PHOENIX — In Arizona, fewer than 10,000 students participate in empowerment scholarship accounts, school vouchers. Foster children, children who live on reservations and those attending public schools with a D or an F rating are among the 250,000 students the Department of Education says are eligible.
Pastor Drew Anderson was one of several black clergy and parents who came to the State Capital in support of Senate Bill 1452.
The bill is Republican Senator Paul Boyer’s attempt to expand the state’s school voucher program to 670,000 thousand students; roughly half the number of children currently enrolled in Arizona public schools.
The bill passed thru the Senate Education Committee Tuesday night. “There are generations of kids who have been failed by their local schools,” Senator Boyer (R) Phoenix District 20 says, “We’ve waited long enough, it’s time. Experts are telling me because of the pandemic these kids are 12-16 months behind their white counterparts.”
Senate Bill 1452 allows any student who meets certain standards to receive more than $4,300 a year of tax money to attend private or parochial school. “I believe as a mom of eight that I should have the opportunity and the action to send my children to the best place possible to get the best education,” Sheila Ellis said.
Critics argue expanding vouchers takes money out of an already underfunded and overburdened public school system. “No one wants to talk about how there’s not enough private school capacity to serve all the students who want it,” Chris Kotterman of the Arizona School Board Association said. “The only system that’s designed to serve all students free of charge is the public district system.”
It appears there may be little opponents to SB 1452 can do to stop it.
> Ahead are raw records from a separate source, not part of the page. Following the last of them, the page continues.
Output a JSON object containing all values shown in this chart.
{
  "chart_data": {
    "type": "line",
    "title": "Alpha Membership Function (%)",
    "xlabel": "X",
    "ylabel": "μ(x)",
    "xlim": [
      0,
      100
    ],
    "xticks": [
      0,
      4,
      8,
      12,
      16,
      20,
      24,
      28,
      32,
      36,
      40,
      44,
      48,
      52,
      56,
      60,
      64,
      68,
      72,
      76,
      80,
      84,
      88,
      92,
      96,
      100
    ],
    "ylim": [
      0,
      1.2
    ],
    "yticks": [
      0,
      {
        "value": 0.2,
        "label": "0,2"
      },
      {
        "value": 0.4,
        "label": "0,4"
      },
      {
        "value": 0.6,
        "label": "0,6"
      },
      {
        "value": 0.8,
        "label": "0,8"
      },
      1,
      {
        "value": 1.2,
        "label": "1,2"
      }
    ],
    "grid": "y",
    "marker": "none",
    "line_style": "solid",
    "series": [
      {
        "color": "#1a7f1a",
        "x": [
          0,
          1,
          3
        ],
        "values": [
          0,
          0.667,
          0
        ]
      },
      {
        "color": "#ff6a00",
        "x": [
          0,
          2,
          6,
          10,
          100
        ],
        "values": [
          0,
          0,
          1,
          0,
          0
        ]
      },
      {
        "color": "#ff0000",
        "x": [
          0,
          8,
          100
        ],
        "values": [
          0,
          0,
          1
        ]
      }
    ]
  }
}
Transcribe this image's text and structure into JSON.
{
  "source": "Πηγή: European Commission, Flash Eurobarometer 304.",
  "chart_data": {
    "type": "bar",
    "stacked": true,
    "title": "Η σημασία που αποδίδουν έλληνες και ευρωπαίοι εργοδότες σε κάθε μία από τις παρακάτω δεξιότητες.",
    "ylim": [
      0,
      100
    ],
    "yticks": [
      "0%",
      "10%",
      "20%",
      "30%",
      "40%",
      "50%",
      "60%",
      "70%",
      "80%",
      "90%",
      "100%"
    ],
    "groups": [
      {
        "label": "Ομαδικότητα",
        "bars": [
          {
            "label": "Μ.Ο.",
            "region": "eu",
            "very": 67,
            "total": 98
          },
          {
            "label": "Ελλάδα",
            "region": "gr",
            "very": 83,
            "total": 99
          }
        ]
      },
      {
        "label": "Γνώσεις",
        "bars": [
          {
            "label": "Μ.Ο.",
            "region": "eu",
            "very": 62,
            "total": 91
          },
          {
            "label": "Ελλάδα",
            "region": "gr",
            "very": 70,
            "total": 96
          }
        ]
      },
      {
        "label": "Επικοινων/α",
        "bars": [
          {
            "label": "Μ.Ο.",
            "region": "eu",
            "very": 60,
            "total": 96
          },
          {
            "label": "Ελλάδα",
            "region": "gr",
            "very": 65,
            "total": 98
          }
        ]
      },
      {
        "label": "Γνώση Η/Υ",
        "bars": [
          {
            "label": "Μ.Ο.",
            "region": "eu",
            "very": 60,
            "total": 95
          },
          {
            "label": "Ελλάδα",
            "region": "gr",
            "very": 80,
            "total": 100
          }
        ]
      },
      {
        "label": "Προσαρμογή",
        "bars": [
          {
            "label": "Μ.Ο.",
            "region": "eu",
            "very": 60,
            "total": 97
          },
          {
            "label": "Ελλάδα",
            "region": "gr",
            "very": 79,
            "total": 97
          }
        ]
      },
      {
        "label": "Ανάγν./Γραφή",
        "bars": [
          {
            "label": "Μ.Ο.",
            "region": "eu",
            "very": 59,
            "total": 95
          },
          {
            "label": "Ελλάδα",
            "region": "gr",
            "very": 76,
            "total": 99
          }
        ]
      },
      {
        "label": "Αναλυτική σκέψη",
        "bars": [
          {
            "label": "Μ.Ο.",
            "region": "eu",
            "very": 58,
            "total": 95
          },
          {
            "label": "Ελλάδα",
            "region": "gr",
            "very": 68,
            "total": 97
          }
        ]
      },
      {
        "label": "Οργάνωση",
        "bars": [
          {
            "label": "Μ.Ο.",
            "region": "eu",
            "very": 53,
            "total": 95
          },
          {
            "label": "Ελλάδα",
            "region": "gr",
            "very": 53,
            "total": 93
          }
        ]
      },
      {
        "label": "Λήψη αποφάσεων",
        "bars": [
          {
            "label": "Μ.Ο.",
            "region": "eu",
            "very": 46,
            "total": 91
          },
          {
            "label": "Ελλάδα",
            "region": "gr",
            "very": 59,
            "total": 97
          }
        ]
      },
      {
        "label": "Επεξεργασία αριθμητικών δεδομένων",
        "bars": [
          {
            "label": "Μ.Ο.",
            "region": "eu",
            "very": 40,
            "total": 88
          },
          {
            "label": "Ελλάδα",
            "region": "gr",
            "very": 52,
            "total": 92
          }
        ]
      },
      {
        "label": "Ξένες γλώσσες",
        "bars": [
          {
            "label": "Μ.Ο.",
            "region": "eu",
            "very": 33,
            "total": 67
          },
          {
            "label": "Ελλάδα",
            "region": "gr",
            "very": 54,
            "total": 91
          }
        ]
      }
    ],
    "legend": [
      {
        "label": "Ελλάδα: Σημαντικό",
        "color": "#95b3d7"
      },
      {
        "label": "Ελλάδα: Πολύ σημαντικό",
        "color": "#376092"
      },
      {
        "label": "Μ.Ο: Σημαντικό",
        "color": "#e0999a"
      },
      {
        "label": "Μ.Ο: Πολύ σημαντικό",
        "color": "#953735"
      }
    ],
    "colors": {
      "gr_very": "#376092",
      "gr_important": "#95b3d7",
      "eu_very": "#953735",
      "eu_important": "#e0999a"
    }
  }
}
The bill has the support of the Republican majority in the Senate, where there will be a vote next week. Boyer is confident but uncertain how the bill will fare once it gets to the House of Representatives. But the Republican majority certainly won’t hurt its chances of passage.
“We want to impress upon the members of the legislature that this is something voters have had before them and they have rejected it,” Kotterman said.
But opponents may have to go back to voters and ask them to support an initiative preventing the legislature from going behind their backs and ignoring their will. Kotterman expects the lawmakers already considered that when they signed on to the bill. “The legislature is clearly banking on the fact that schools in distance learning in a pandemic will change their perspective. And they won’t be so mad about them this time.”